У меня замерло сердце:
– Что случилось?
– Я такую повесть написал, такую повесть! На уровне лучших мировых стандартов.
– Ночь же на дворе, - удивляясь невоспитанности приятеля, сказал я.
– А, всё равно! Такая повесть, такая повесть - закачаешься! Я немедленно должен её тебе читать.
Странное внимание к моей скромной персоне! Ведь я не был литературным критиком, да и Илья не относился к числу моих друзей. Хотя мы и проучились пару лет вместе, но наши отношения ограничивались лишь обычным обсуждением учебных дел, а когда на третьем курсе Шмакова отчислили из университета, мы и вовсе потеряли друг друга из вида. Только недавно я, возвращаясь с работы, в электричке столкнулся с Ильёй. Шмаков несказанно обрадовался. Мы разговорились, и он поведал мне о своём страстном желании стать великим писателем. Для этого он забросил все свои дела, снял комнату в Лахте, чтобы, отгородившись от городской суеты, с головой погрузиться в творчество.
Я поинтересовался, о чём он пишет. Илья затащил меня к себе и читал рассказ "Ужас", где он описывал ощущения человека, провалившегося в канализационный люк. Рассказ был весьма странным, показался мне каким-то бессмысленным, бесполезным, но было как-то нехорошо, нелюбезно критиковать, придираться к неокрепшему ещё творчеству, и я, боясь огорчить малознакомого, в сущности, человека, похвалил Илью.

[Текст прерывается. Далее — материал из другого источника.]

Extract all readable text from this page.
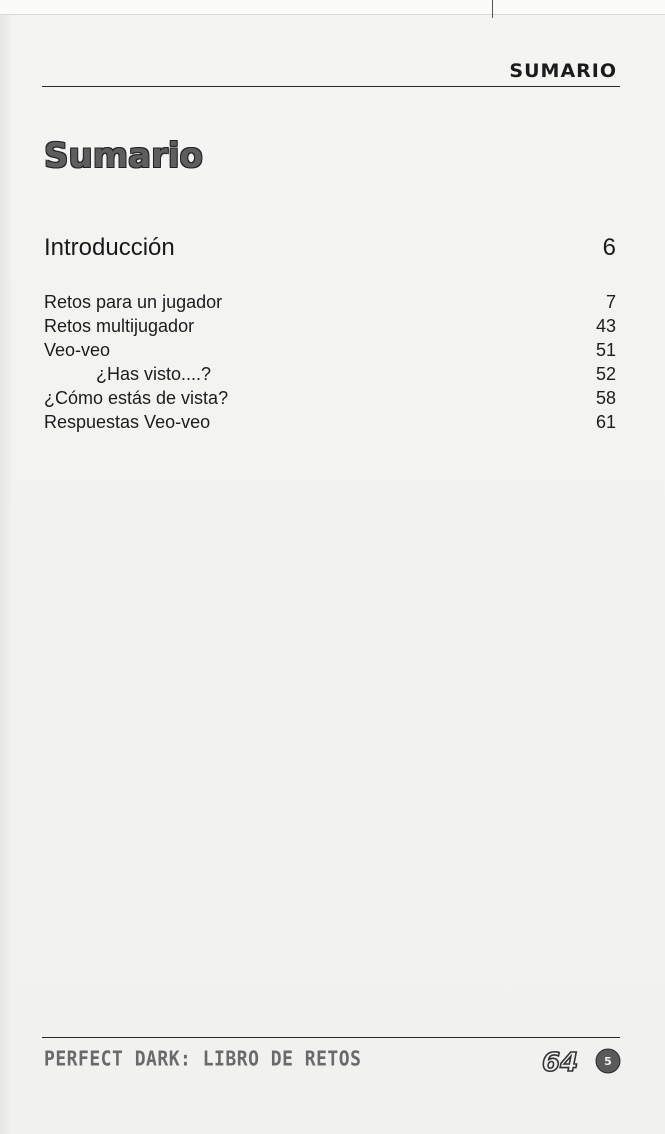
SUMARIO
Sumario
Introducción	6
Retos para un jugador	7
Retos multijugador	43
Veo-veo	51
¿Has visto....?	52
¿Cómo estás de vista?	58
Respuestas Veo-veo	61
PERFECT DARK: LIBRO DE RETOS	64 5
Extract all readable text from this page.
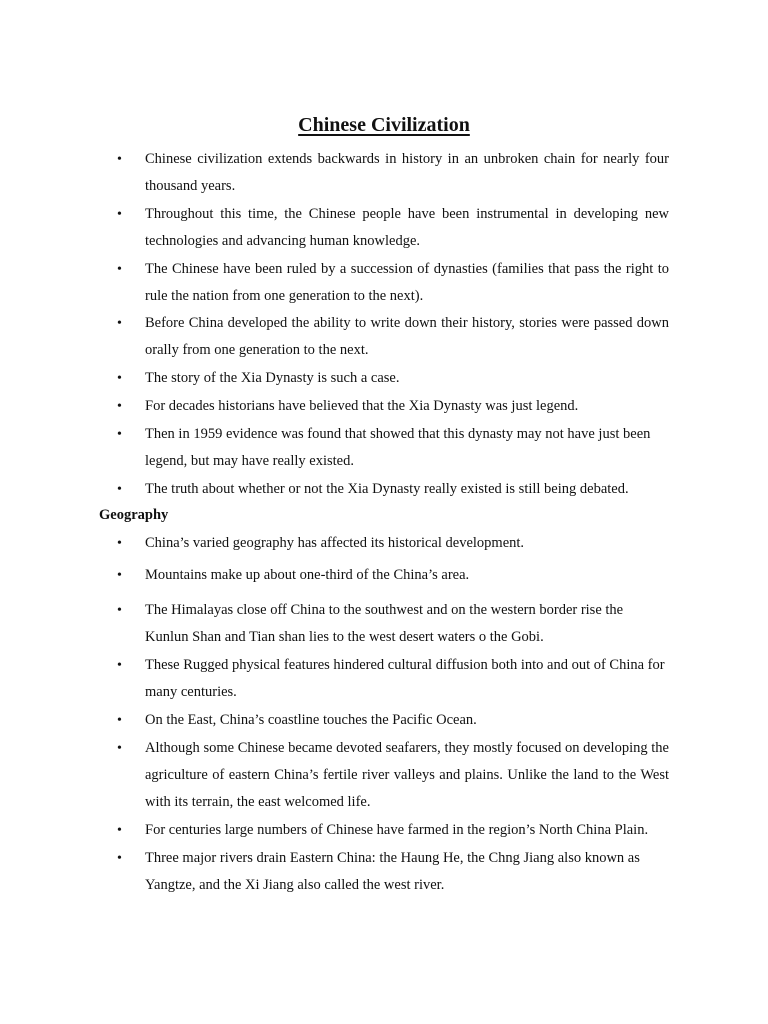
Chinese Civilization
• Chinese civilization extends backwards in history in an unbroken chain for nearly four thousand years.
• Throughout this time, the Chinese people have been instrumental in developing new technologies and advancing human knowledge.
• The Chinese have been ruled by a succession of dynasties (families that pass the right to rule the nation from one generation to the next).
• Before China developed the ability to write down their history, stories were passed down orally from one generation to the next.
• The story of the Xia Dynasty is such a case.
• For decades historians have believed that the Xia Dynasty was just legend.
• Then in 1959 evidence was found that showed that this dynasty may not have just been legend, but may have really existed.
• The truth about whether or not the Xia Dynasty really existed is still being debated.
Geography
• China’s varied geography has affected its historical development.
• Mountains make up about one-third of the China’s area.
• The Himalayas close off China to the southwest and on the western border rise the Kunlun Shan and Tian shan lies to the west desert waters o the Gobi.
• These Rugged physical features hindered cultural diffusion both into and out of China for many centuries.
• On the East, China’s coastline touches the Pacific Ocean.
• Although some Chinese became devoted seafarers, they mostly focused on developing the agriculture of eastern China’s fertile river valleys and plains. Unlike the land to the West with its terrain, the east welcomed life.
• For centuries large numbers of Chinese have farmed in the region’s North China Plain.
• Three major rivers drain Eastern China: the Haung He, the Chng Jiang also known as Yangtze, and the Xi Jiang also called the west river.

Как мне рассказывали потом, Шмаков ко многим приставал со своим рассказом, приговаривая: "Вы знаете Лешу Большакова? Он работает в полиграфическом институте, прекрасно разбирается в литературе и оценил моё произведение по достоинству".

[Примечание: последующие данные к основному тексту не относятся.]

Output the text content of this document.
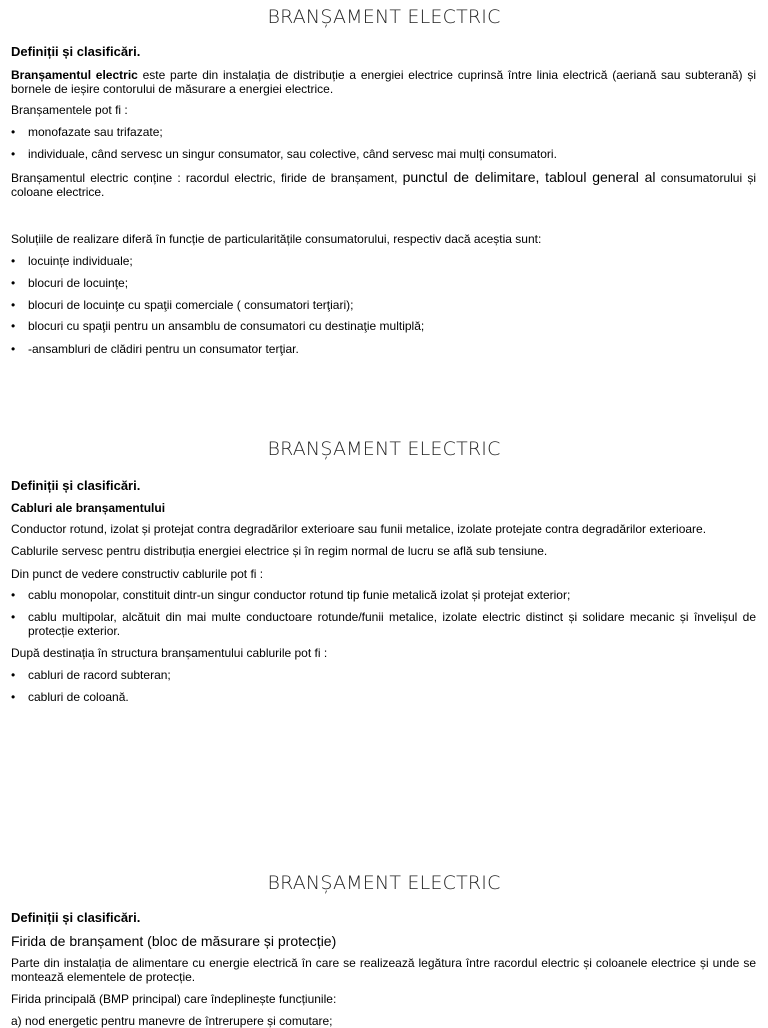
BRANȘAMENT ELECTRIC
Definiții și clasificări.
Branșamentul electric este parte din instalația de distribuție a energiei electrice cuprinsă între linia electrică (aeriană sau subterană) și bornele de ieșire contorului de măsurare a energiei electrice.
Branșamentele pot fi :
•	monofazate sau trifazate;
•	individuale, când servesc un singur consumator, sau colective, când servesc mai mulți consumatori.
Branșamentul electric conține : racordul electric, firide de branșament, punctul de delimitare, tabloul general al consumatorului și coloane electrice.
Soluțiile de realizare diferă în funcție de particularitățile consumatorului, respectiv dacă aceștia sunt:
•	locuințe individuale;
•	blocuri de locuințe;
•	blocuri de locuinţe cu spaţii comerciale ( consumatori terţiari);
•	blocuri cu spaţii pentru un ansamblu de consumatori cu destinaţie multiplă;
•	-ansambluri de clădiri pentru un consumator terţiar.
BRANȘAMENT ELECTRIC
Definiții și clasificări.
Cabluri ale branșamentului
Conductor rotund, izolat și protejat contra degradărilor exterioare sau funii metalice, izolate protejate contra degradărilor exterioare.
Cablurile servesc pentru distribuția energiei electrice și în regim normal de lucru se află sub tensiune.
Din punct de vedere constructiv cablurile pot fi :
•	cablu monopolar, constituit dintr-un singur conductor rotund tip funie metalică izolat și protejat exterior;
•	cablu multipolar, alcătuit din mai multe conductoare rotunde/funii metalice, izolate electric distinct și solidare mecanic și învelișul de protecție exterior.
După destinația în structura branșamentului cablurile pot fi :
•	cabluri de racord subteran;
•	cabluri de coloană.
BRANȘAMENT ELECTRIC
Definiții și clasificări.
Firida de branșament (bloc de măsurare și protecție)
Parte din instalația de alimentare cu energie electrică în care se realizează legătura între racordul electric și coloanele electrice și unde se montează elementele de protecție.
Firida principală (BMP principal) care îndeplinește funcțiunile:
a) nod energetic pentru manevre de întrerupere și comutare;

Он послал свой рассказ в солидный московский журнал, затем на какое-то время исчез опять, и вот этот ночной звонок, вовсе не обрадовавший меня.

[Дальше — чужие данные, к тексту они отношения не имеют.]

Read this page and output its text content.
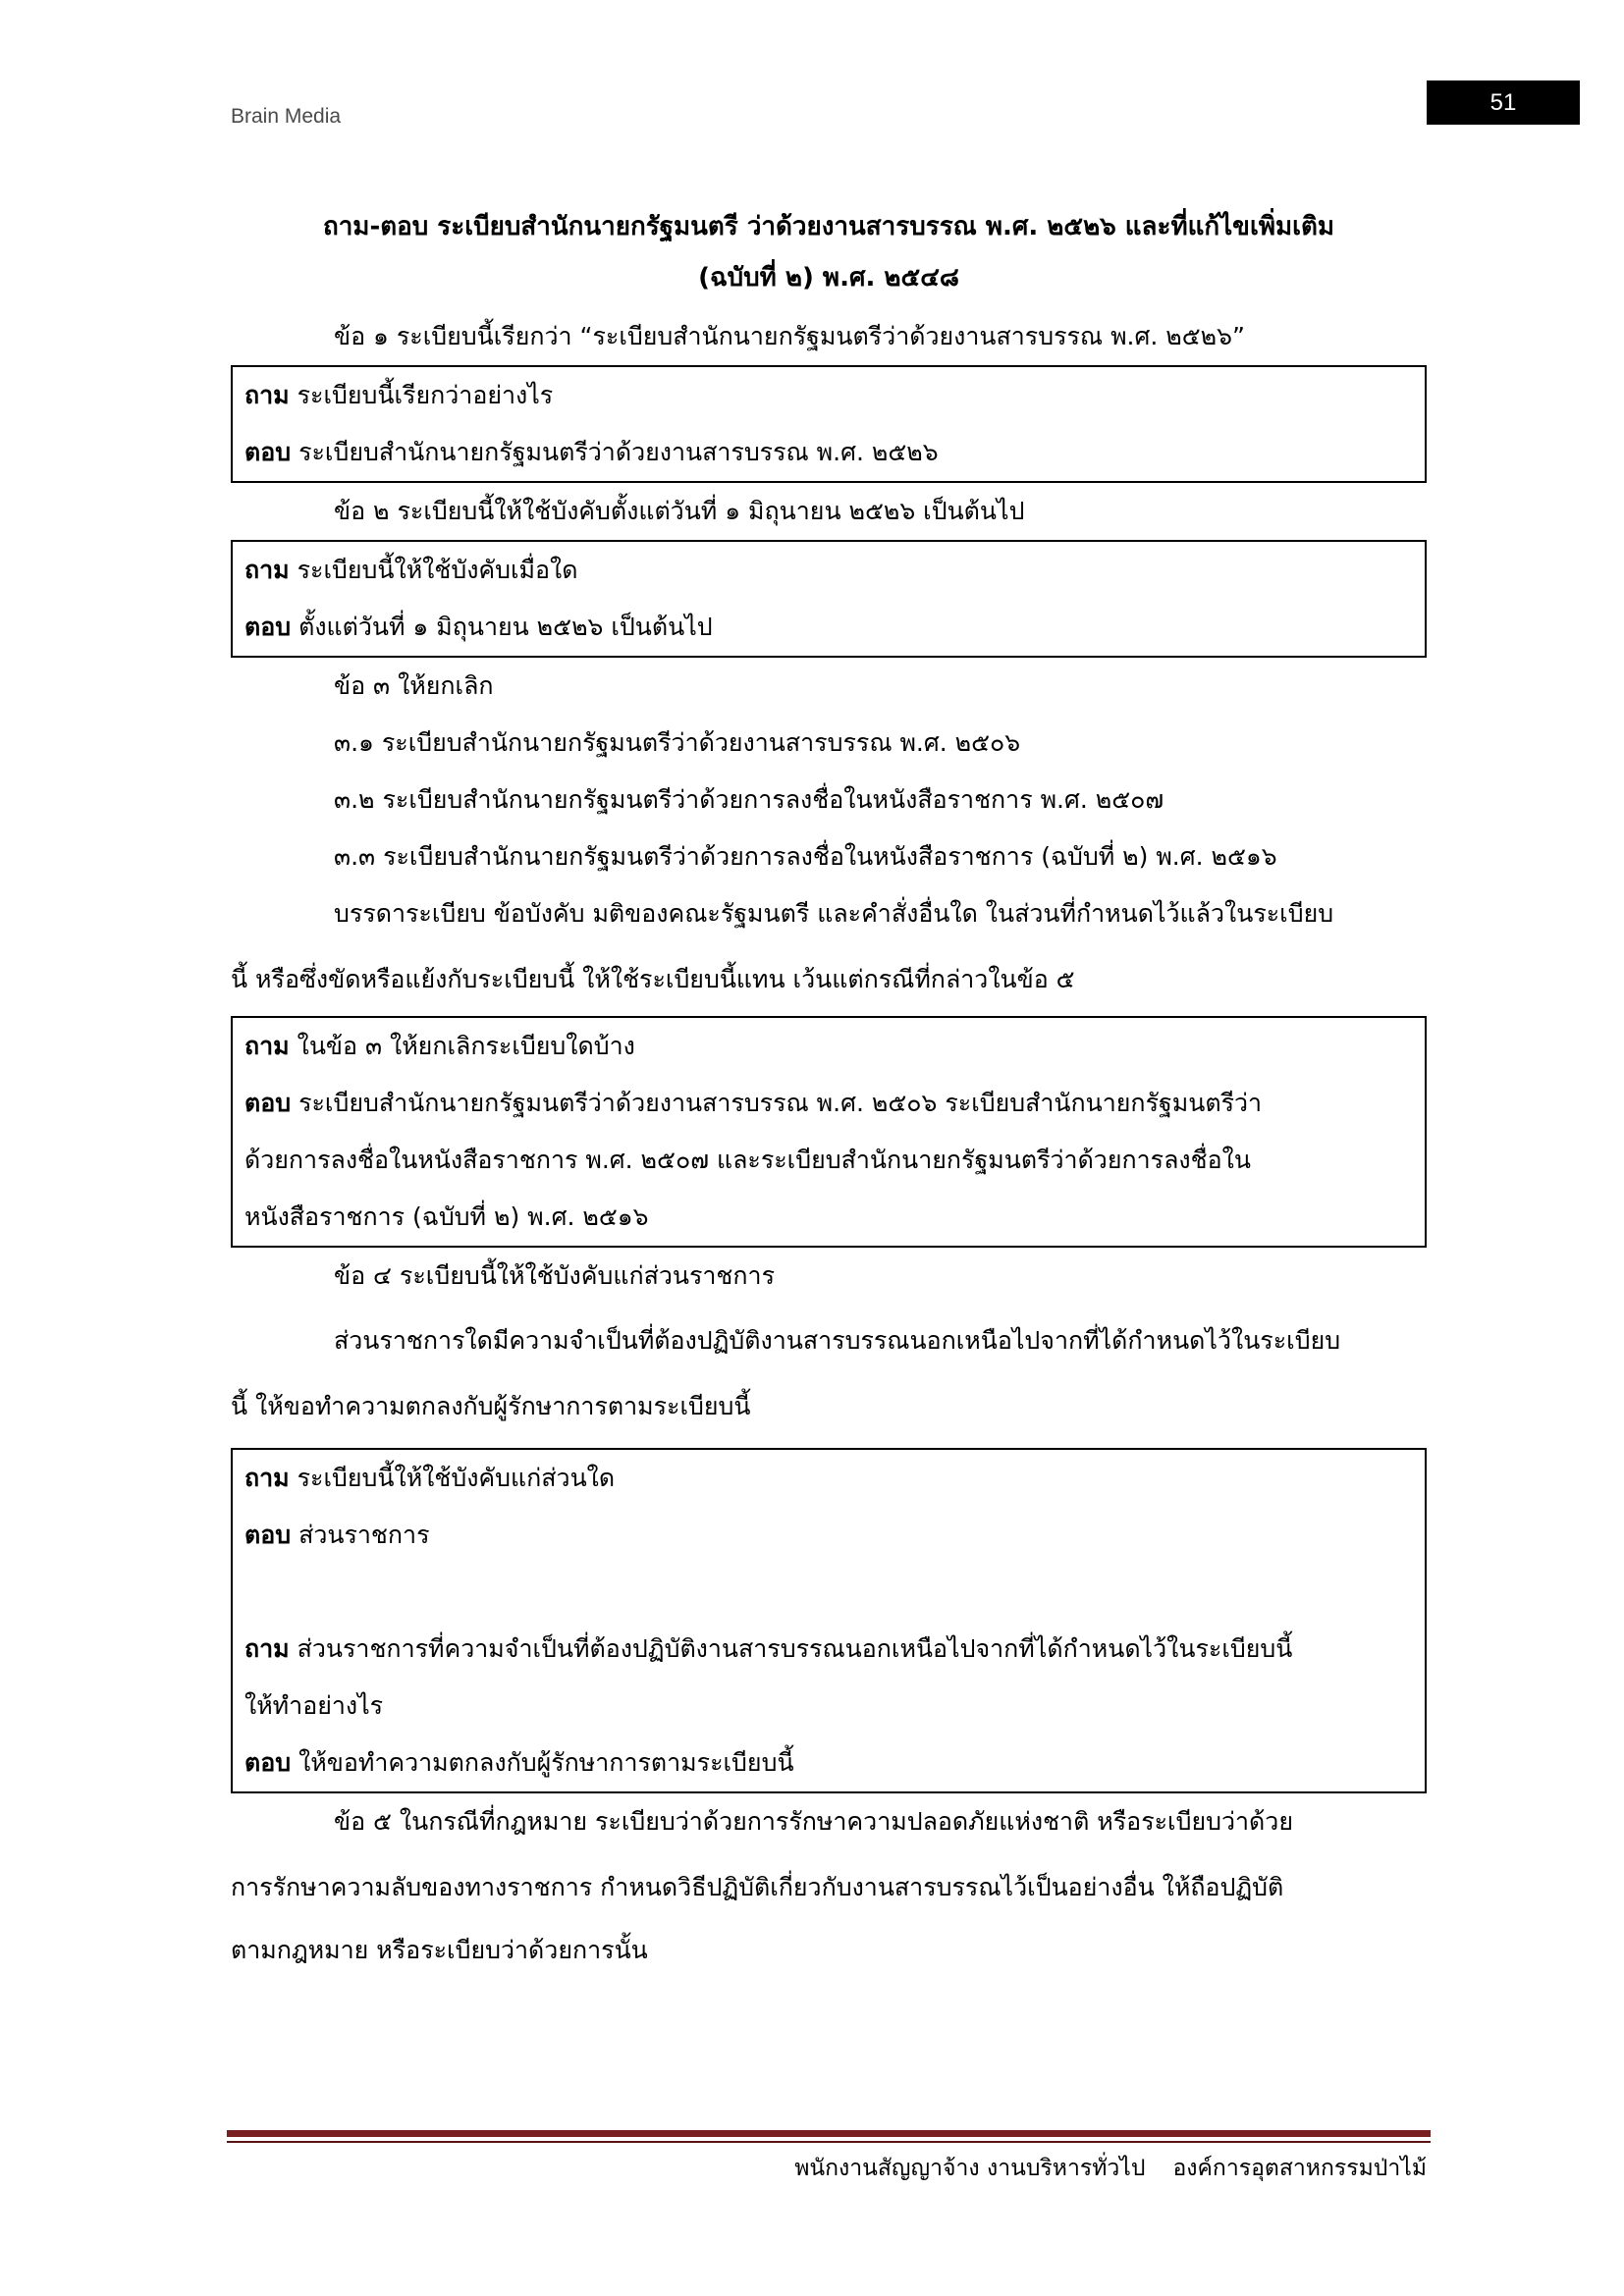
Brain Media
51
ถาม-ตอบ ระเบียบสำนักนายกรัฐมนตรี ว่าด้วยงานสารบรรณ พ.ศ. ๒๕๒๖ และที่แก้ไขเพิ่มเติม
(ฉบับที่ ๒) พ.ศ. ๒๕๔๘
ข้อ ๑ ระเบียบนี้เรียกว่า “ระเบียบสำนักนายกรัฐมนตรีว่าด้วยงานสารบรรณ พ.ศ. ๒๕๒๖”
ถาม ระเบียบนี้เรียกว่าอย่างไร
ตอบ ระเบียบสำนักนายกรัฐมนตรีว่าด้วยงานสารบรรณ พ.ศ. ๒๕๒๖
ข้อ ๒ ระเบียบนี้ให้ใช้บังคับตั้งแต่วันที่ ๑ มิถุนายน ๒๕๒๖ เป็นต้นไป
ถาม ระเบียบนี้ให้ใช้บังคับเมื่อใด
ตอบ ตั้งแต่วันที่ ๑ มิถุนายน ๒๕๒๖ เป็นต้นไป
ข้อ ๓ ให้ยกเลิก
๓.๑ ระเบียบสำนักนายกรัฐมนตรีว่าด้วยงานสารบรรณ พ.ศ. ๒๕๐๖
๓.๒ ระเบียบสำนักนายกรัฐมนตรีว่าด้วยการลงชื่อในหนังสือราชการ พ.ศ. ๒๕๐๗
๓.๓ ระเบียบสำนักนายกรัฐมนตรีว่าด้วยการลงชื่อในหนังสือราชการ (ฉบับที่ ๒) พ.ศ. ๒๕๑๖
บรรดาระเบียบ ข้อบังคับ มติของคณะรัฐมนตรี และคำสั่งอื่นใด ในส่วนที่กำหนดไว้แล้วในระเบียบ
นี้ หรือซึ่งขัดหรือแย้งกับระเบียบนี้ ให้ใช้ระเบียบนี้แทน เว้นแต่กรณีที่กล่าวในข้อ ๕
ถาม ในข้อ ๓ ให้ยกเลิกระเบียบใดบ้าง
ตอบ ระเบียบสำนักนายกรัฐมนตรีว่าด้วยงานสารบรรณ พ.ศ. ๒๕๐๖ ระเบียบสำนักนายกรัฐมนตรีว่า
ด้วยการลงชื่อในหนังสือราชการ พ.ศ. ๒๕๐๗ และระเบียบสำนักนายกรัฐมนตรีว่าด้วยการลงชื่อใน
หนังสือราชการ (ฉบับที่ ๒) พ.ศ. ๒๕๑๖
ข้อ ๔ ระเบียบนี้ให้ใช้บังคับแก่ส่วนราชการ
ส่วนราชการใดมีความจำเป็นที่ต้องปฏิบัติงานสารบรรณนอกเหนือไปจากที่ได้กำหนดไว้ในระเบียบ
นี้ ให้ขอทำความตกลงกับผู้รักษาการตามระเบียบนี้
ถาม ระเบียบนี้ให้ใช้บังคับแก่ส่วนใด
ตอบ ส่วนราชการ
ถาม ส่วนราชการที่ความจำเป็นที่ต้องปฏิบัติงานสารบรรณนอกเหนือไปจากที่ได้กำหนดไว้ในระเบียบนี้
ให้ทำอย่างไร
ตอบ ให้ขอทำความตกลงกับผู้รักษาการตามระเบียบนี้
ข้อ ๕ ในกรณีที่กฎหมาย ระเบียบว่าด้วยการรักษาความปลอดภัยแห่งชาติ หรือระเบียบว่าด้วย
การรักษาความลับของทางราชการ กำหนดวิธีปฏิบัติเกี่ยวกับงานสารบรรณไว้เป็นอย่างอื่น ให้ถือปฏิบัติ
ตามกฎหมาย หรือระเบียบว่าด้วยการนั้น
พนักงานสัญญาจ้าง งานบริหารทั่วไป องค์การอุตสาหกรรมป่าไม้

– Ладно, приеду, - сказал я, повесил трубку и тут же уснул.
Мой сон был крепким, но не долгим: примерно через час звонок повторился:
– Ну, почему ты до сих пор не у меня?! Сколько можно ждать?
Трясясь в первой полупустой электричке, я уныло глядел в окно на мокрые после дождя деревья и удивлялся причудам Ильи, но всё же поспешность, с которой он требовал встречи, не могла не интриговать, его настойчивость читать повесть именно мне льстила моему самолюбию. Я отряхнулся ото сна и приехал в Лахту, готовый с головой окунуться в творчество поджидавшего меня приятеля.
Мы встретились в дверях его маленькой комнаты. Илья был в рваной майке, огромных семейных трусах, уличных, нацепленных на босую ногу сандалях. Лицо его светилось радостным возбуждением, волосы торчали во все стороны, упругие вены вздулись у висков.
– Проходи скорей!
– громогласно изрёк он, без церемоний усадил меня в скрипучую кровать, сам оседлал единственный стул, эффектно, словно пещерный человек, стремящийся выжать огонь, потёр ладони рук и, откашлявшись, приступил к чтению.